Let me educate some of you, on minimum sentencing and how it came about.
Read below:
Mandatory sentencing and increased punishment were enacted when the United States Congress passed the Boggs Act of 1951. The acts made a first time cannabis possession offense a minimum of two to ten years with a fine up to $20,000; however, in 1970, the United States Congress repealed mandatory penalties for cannabis offenses. With the passage of the Anti-Drug Abuse Act of 1986 Congress enacted different mandatory minimum sentences for drugs, including marijuana.
The Eighty-second United States Congress was a meeting of the legislative branch of the United States federal government, composed of the United States Senate and the United States House of Representatives. It met in Washington, D.C. from January 3, 1951 to January 3, 1953, during the last two years of the second administration of U.S. President Harry S. Truman.
The apportionment of seats in this House of Representatives was based on the Sixteenth Census of the United States in 1940. Both chambers had a Democratic majority.
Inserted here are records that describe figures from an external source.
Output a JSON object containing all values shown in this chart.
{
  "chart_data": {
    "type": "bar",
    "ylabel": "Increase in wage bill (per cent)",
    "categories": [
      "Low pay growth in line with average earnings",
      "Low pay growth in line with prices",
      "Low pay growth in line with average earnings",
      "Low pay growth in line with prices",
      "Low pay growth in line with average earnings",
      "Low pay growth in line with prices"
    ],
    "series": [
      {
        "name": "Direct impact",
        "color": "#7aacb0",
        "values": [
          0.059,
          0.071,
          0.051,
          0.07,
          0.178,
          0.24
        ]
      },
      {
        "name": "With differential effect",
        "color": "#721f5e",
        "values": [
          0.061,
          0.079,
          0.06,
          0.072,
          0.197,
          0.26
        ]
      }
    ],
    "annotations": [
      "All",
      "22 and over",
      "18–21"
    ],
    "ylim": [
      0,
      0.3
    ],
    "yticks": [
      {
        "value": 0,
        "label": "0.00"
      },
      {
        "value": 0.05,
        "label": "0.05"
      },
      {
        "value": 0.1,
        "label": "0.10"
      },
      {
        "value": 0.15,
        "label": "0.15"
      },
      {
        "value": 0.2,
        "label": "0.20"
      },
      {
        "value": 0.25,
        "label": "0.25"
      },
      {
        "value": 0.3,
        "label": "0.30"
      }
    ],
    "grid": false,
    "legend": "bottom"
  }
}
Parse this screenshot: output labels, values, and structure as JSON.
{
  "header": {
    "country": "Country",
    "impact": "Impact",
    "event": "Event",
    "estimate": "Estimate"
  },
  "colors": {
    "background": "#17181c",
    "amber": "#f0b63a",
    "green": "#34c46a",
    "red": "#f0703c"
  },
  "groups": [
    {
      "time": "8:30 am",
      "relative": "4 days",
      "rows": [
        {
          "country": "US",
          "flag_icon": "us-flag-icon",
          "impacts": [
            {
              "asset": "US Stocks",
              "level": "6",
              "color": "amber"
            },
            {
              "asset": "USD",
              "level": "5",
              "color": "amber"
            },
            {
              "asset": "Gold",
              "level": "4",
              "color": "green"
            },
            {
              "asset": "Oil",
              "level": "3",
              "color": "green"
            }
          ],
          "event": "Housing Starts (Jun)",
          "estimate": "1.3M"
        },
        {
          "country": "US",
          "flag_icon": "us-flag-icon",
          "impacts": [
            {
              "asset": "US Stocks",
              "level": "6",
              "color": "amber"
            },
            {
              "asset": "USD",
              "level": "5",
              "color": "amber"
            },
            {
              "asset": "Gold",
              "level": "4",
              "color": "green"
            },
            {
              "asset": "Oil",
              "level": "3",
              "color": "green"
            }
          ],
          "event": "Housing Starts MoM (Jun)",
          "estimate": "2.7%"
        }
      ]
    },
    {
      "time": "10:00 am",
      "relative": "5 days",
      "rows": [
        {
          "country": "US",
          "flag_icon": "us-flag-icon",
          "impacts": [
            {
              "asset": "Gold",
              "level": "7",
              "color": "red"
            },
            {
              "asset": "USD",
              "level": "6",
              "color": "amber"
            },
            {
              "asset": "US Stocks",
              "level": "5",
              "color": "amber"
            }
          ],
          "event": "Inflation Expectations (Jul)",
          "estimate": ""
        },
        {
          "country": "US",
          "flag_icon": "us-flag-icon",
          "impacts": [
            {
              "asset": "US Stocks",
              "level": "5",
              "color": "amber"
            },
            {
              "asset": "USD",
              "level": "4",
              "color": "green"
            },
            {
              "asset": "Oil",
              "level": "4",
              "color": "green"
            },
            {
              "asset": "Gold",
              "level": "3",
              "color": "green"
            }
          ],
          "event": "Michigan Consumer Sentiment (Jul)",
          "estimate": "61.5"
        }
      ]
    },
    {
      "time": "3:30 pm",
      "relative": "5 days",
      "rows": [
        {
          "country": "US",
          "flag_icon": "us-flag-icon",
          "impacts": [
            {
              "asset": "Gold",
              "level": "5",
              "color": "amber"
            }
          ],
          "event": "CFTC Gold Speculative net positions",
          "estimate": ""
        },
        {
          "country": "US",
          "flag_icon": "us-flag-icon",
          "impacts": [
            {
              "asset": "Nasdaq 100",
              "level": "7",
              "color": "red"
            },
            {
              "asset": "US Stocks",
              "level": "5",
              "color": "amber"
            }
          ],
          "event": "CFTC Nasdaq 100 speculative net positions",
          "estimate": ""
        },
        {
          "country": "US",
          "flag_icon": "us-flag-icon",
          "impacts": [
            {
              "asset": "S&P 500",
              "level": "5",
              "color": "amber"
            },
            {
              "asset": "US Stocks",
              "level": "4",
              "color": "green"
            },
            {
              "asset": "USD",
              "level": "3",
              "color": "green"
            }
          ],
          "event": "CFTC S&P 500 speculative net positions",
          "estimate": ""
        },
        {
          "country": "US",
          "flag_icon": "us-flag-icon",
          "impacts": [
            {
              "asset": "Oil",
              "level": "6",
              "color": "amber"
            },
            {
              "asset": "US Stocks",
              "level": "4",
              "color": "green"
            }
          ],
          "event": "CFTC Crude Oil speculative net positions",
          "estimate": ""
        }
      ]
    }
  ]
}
Separate from each state's own courts, federal courts in the United States are guided by the Federal Sentencing Guidelines. (See War on Drugs for more information about US drug laws.) When a guideline sentencing range is less than the statutory mandatory minimum, the latter prevails. Under the Controlled Substances Act, prosecutors have great power to influence a defendant's sentence and thereby create incentives to accept a plea agreement. In particular, defendants with prior drug felonies are often subject to harsh mandatory minimums, but the prosecutor can exercise his discretion to not file a prior felony information. Then the mandatory minimum will not be applied.
And this, from 1991:
Provide certainty and fairness in meeting the purposes of sentencing by avoiding unwarranted disparity among offenders with similar characteristics convicted of similar conduct, while permitting sufficient judicial flexibility to take into account relevant aggravating and mitigating factors;
(translation - those with money not receiving the same sentences as those without money)
Readers Digest version for the reading and cognitive impaired.
Liberals complained that the "rich" (read white) were receiving lighter sentences then the "poor" (read minorities) were and that this was unfair.
Liberals campaigned for the "Minimum Sentencing Guidelines", to force the Courts to address this disparity and THEY GOT IT.
Now all of a sudden, liberals are the ones crying about the "Minimum Sentencing Guidelines" are too harsh and want to change what THEY DEMANDED.
Now I fully expect that instead of refuting the FACTS, liberals will just pooh - pooh the FACTS and ignore them.